O deputado estadual Pedro Pedrossian Neto desmentiu a prefeita Adriane Lopes ao expor que Campo Grande está longe de pagar o maior salário do País aos professores. Enquanto a prefeita propagandeia uma realidade que não existe, levantamento da Fetems mostra que a Capital ocupa apenas a 10ª posição no ranking salarial de Mato Grosso do Sul, evidenciando mais uma vez a distância entre o discurso e os fatos.
Enquanto o Governo do Estado paga R$ 8.671,41 a um professor efetivo com jornada de 40 horas, a Prefeitura de Campo Grande paga R$ 5.900,94. A diferença ultrapassa 46%. Diante desse cenário, a afirmação de que a Capital paga o maior salário do País não encontra qualquer sustentação nos números.
Pedro Pedrossian Neto teve o mérito de verbalizar aquilo que muitos servidores já comentam há meses.

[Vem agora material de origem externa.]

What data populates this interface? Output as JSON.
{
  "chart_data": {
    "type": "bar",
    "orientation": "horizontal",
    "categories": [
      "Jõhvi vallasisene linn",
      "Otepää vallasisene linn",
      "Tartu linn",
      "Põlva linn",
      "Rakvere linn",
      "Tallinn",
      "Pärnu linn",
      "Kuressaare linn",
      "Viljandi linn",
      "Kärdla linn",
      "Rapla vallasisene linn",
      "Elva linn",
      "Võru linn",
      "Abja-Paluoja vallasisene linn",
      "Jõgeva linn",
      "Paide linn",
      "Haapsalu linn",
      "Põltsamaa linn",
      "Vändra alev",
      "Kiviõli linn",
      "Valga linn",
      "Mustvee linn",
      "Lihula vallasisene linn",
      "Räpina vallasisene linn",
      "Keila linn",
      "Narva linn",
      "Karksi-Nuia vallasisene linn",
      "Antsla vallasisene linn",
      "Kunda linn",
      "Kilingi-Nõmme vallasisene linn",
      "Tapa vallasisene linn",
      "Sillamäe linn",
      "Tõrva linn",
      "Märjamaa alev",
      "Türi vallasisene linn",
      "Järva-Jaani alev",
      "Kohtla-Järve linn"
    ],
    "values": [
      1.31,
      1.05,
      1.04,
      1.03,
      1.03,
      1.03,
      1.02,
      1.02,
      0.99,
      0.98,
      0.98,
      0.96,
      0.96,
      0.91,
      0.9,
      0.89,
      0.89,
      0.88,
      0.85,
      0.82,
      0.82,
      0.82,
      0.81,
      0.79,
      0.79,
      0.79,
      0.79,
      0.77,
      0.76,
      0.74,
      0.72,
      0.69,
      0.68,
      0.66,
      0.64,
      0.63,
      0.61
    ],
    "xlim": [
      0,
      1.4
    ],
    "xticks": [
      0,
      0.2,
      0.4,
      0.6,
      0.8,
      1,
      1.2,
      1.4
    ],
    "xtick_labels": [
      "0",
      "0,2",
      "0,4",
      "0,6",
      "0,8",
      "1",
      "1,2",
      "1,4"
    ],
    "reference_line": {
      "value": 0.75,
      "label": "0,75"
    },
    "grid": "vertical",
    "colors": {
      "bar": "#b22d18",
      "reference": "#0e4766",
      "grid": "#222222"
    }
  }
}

A sensação de que a prefeita parece governar uma cidade paralela, distante das dificuldades enfrentadas pelos profissionais da educação. O parlamentar apenas trouxe luz a uma contradição evidente entre a propaganda e os fatos.
A insatisfação dos professores não surgiu por acaso. Ela é consequência do descumprimento de compromissos assumidos pela própria prefeitura. O reajuste de 5,4% prometido à categoria virou motivo de conflito porque parte dele foi empurrada para o ano seguinte e, agora, a gestão tenta reabrir uma negociação que já deveria estar encerrada.
A crítica feita pelo deputado encontra respaldo justamente nesse comportamento. Quando um acordo é firmado, ele deve ser cumprido. Caso contrário, instala-se um ambiente de insegurança e desconfiança. O servidor deixa de acreditar na palavra da administração e passa a enxergar cada promessa como mera peça de marketing político.
O contraste fica ainda mais evidente quando se observa a política salarial adotada pela própria prefeita para os cargos do alto escalão. Não houve falta de recursos para conceder aumento de 50% ao salário da chefe do Executivo. Também não houve crise financeira quando os salários dos secretários municipais mais do que dobraram. A austeridade apareceu apenas quando chegou a vez dos professores reivindicarem aquilo que lhes havia sido prometido.
As críticas feitas pelos vereadores de oposição apenas reforçam uma percepção crescente entre os servidores. Há dinheiro para privilegiar quem ocupa posições de poder, mas surgem dificuldades quando o assunto é valorização dos profissionais responsáveis pela educação pública. Essa disparidade alimenta a indignação e amplia o desgaste político da administração.
Ao desmentir uma afirmação que não resiste ao confronto com os fatos, Pedro Pedrossian Neto fez o que se espera de um parlamentar comprometido com o interesse público. A propaganda muitas vezes tenta substituir a realidade, mas os números cumprem o papel de devolver o debate ao campo da verdade. E eles são devastadores para a narrativa da prefeita. Campo Grande não paga o maior salário do País aos professores. Não paga o maior salário do Estado. E sequer figura entre os municípios que lideram a valorização da categoria. Diante de dados tão claros, resta uma pergunta inevitável: se a realidade é tão favorável quanto Adriane Lopes diz, por que os professores continuam precisando parar as atividades para serem ouvidos?